The relentless improvement in speed of computers continues. While some technical barriers to this progress have begun to emerge, exploitation of parallelism has actually increased the rate of acceleration for many purposes, especially in applied mathematical fields such as data mining.
Interestingly, new, powerful hardware has been put to the task of running ever more baroque algorithms. Feedforward neural networks, once trained over several days, now train in minutes on affordable desktop hardware. Over time, ever fancier algorithms have been fed to these machines: boosting, support vector machines, random forests and, most recently, deep learning illustrate this trend.
Another class of learning algorithms may also benefit from developments in hardware: local learning methods. Typical of local methods are radial basis function (RBF) neural networks and k-nearest neighbors (k-NN). RBF neural networks were briefly popular in the heyday of neural networks (the 1990s) since they train much faster than the more popular feedforward neural networks. k-NN is often discussed in chapter 1 of machine learning books: it is conceptually simple, easy to implement and demonstrates the advantages and disadvantages of local techniques well.
Local learning techniques usually have a large number of components, each of which handles only a small fraction of the set of possible input cases. The nice thing about this approach is that these local components largely do not need to coordinate with each other: The complexity of the model comes from having a large number of such components to handle many different situations. Local learning techniques thus make training easy: In the case of k-NN, one simply stores the training data for future reference. Little, if any, “fitting” is done during learning. This gift comes with a price, though: Local learning systems train very quickly, but model execution is often rather slow. This is because local models will either fire all of those local components, or spend time figuring out which among them applies to any given situation.

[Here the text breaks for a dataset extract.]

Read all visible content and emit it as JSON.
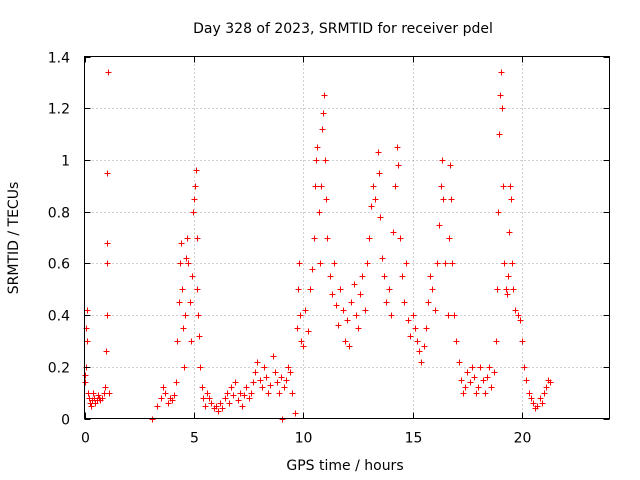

Local learning methods have largely fallen out of favor since: 1. they are slow to predict outcomes for new cases and, secondarily, 2. their implementation requires retention of some or all of the training data, and 2. This author wonders whether contemporary computer hardware may not present an opportunity for a resurgence among local methods. Local methods often perform well statistically, and would help diversify model ensembles for users of more popular learning algoprithms. Analysts looking for that last measure of improvement might be well served by investigating this class of solutions. Local algorithms are among the easiest to code from scratch. Interested readers are directed to “Lazy Learning”, edited by D. Aha (ISBN-13: 978-0792345848) and “Nearest Neighbor Norms: NN Pattern Classification Techniques”, edited by B. Dasarathy (ISBN-13: 978-0818689307).